If you have little or no experience with bail bonds, the following information can help answer some of the most common questions asked about this type of surety bond arrangement.
What is bail?
Bail money is defined as funds used by an accused person to guarantee that they will appear in court as directed. If the person does not meet the terms of the agreement on which their bail money was accepted, their bail money is forfeited.
Where does bail money go?
If the bail money is a cash payment made directly to the court by the arrested party or a private party on their behalf, the money is held in an account overseen by the court until the conditions of the bail agreement are met. Once that occurs, the court releases the money back to the person who posted the bail, according to their policies and laws.
If the bail money was posted by a bail bond agent who agreed to post the bond in return for an agreed upon non-refundable fee, the bail bond agent receives the refund of the bail money when the arrested party meets all conditions of their bail.
What happens to the bail money if a court date is missed?
Individuals who are free on bail are required to meet all terms of their bail bond agreement. If they fail to appear (FTA), the court can immediately revoke their bond and issue a bench warrant for their arrest. When this happens, the court can refuse to accept further bail agreements for the defendant or insist upon a much higher bond amount than the original one posted.

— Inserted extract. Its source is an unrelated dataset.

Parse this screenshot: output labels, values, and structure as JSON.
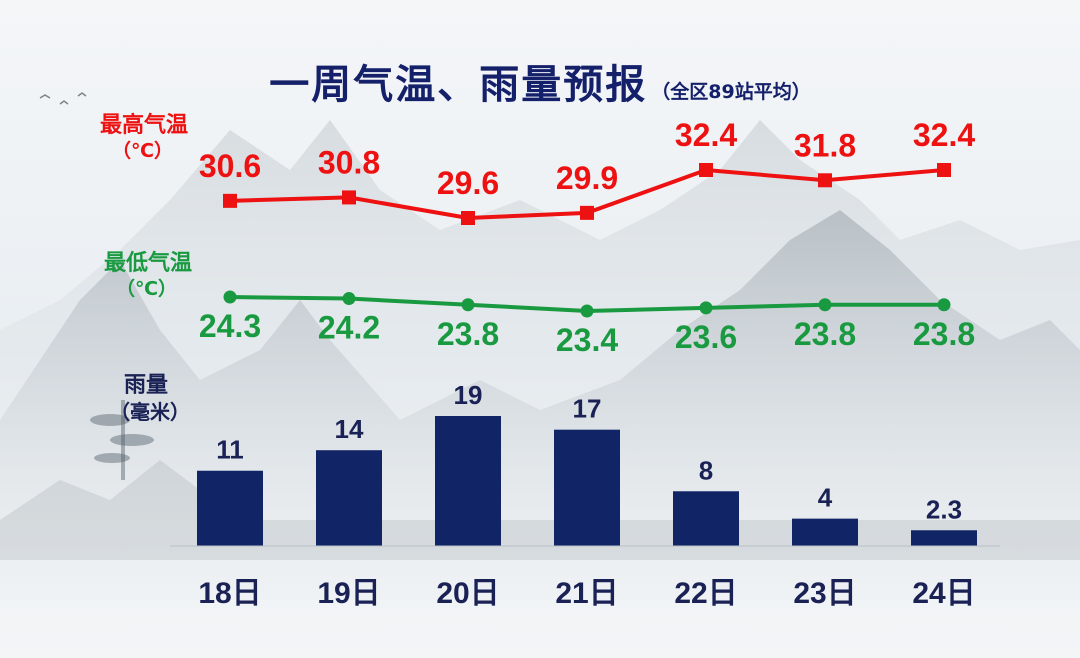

When a bail bond agent has issued the bail money to the court, they can actively track and apprehend the fugitive. If located and apprehended within a certain time frame, the bail bond agent may be able to recoup the bail money they paid on behalf of the fugitive.
The ability to use a bail bond agent for the purpose of paying bail can be very beneficial to those who are unable or unwilling to use their own money to post bail after an arrest. A reputable bail bond agent will be happy to explain how the bail bond process works and answer any questions you may have.